I think that the most interesting thing that we learned about in this unit was tides. In one day there are approximately 4 tides, two low and two high. This is due t the gravitational pull of the moon, wherever the moon is there are high tides on either side of the earth, the two sides of the earth, however, will experience a different force. It takes 27 days for the moon to revolve around the earth completely. When the moon is directly in front of the sun and when the moon and the sun are on opposite sides of the earth there is a spring tide, these tides are higher than usual. When the moon is not directly in front of the sun or behind the earth but adjacent to the earth there are neap tides which are lower than usual.

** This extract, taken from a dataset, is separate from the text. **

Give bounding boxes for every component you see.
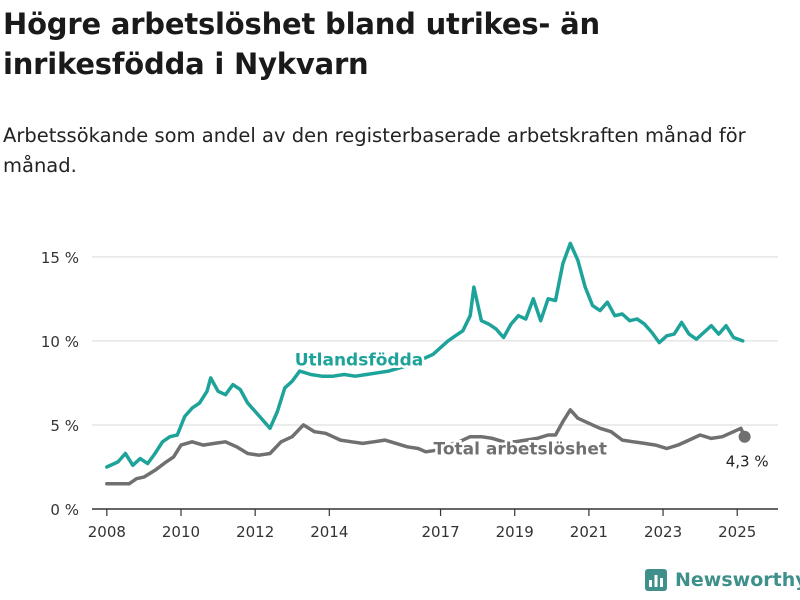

After tides we learned all about momentum and impulse! Momentum is inertia in motion, Momentum (P)=mass(m)xvelocity(v)and the units are kgm/s. Impulse(J) is the quantity of force(F) x change in time(delta t). the change in momentum is: deltaP=(mv)final-(mv)initial which is also equal to the impulse. The impulse of an object is dependent on time, so if a skateboard was moving for five seconds and a train was moving for one second, then the skateboard would have more impulse, thus more momentum. This information can also be used to explain how an airbag keeps you safe:
P=mv
deltaP=(mv)final-(mv)initial
You go from moving to not moving in a car crash, therefor the change in momentum is the same whether you hit the dashboard or the airbags.
J=deltaP
Therefor the impulse is the same whether you hit the dashboard or the airbags.
J=F delta t
Since J is the same the airbags increase the time and the force must be less. Small force =less injury
After Momentum, we moved on to the conservation of momentum which is the change in momentum before is equal and opposite to the change in momentum after. This relates to newtons third law by this:
[a=after b=before]
Fa=-Fb (Newtons 3rd Law)
Fa delta t= -Fb delta t
Ja= -Jb
deltaPa= -deltaPb (conservation of momentum)
This formula helped explain why car bumpers are now plastic rather than rubber. When they were rubber, cars would bounce off one another, decreasing the time of impact. When the impact time decreases, the injury is much greater, so by making the bumper plastic you increase the time of impact.
I found it most difficult to understand the conservation of momentum and how impulse worked. By making this blog I think I understand it more than I did in class! I think i overcame these difficulties by making this blog and by asking questions on review days to Mrs. Lawrence. Also, I watched did a lot of practice problems.
Although this was the hardest unit yet, I finally got a hold of it in the end. I think I could have been more diligent in class this unit, I wasn't as focussed as I could have been, but I understand the material. Next unit I hope to be more focussed than I was this unit and possibly study a little better for quizzes.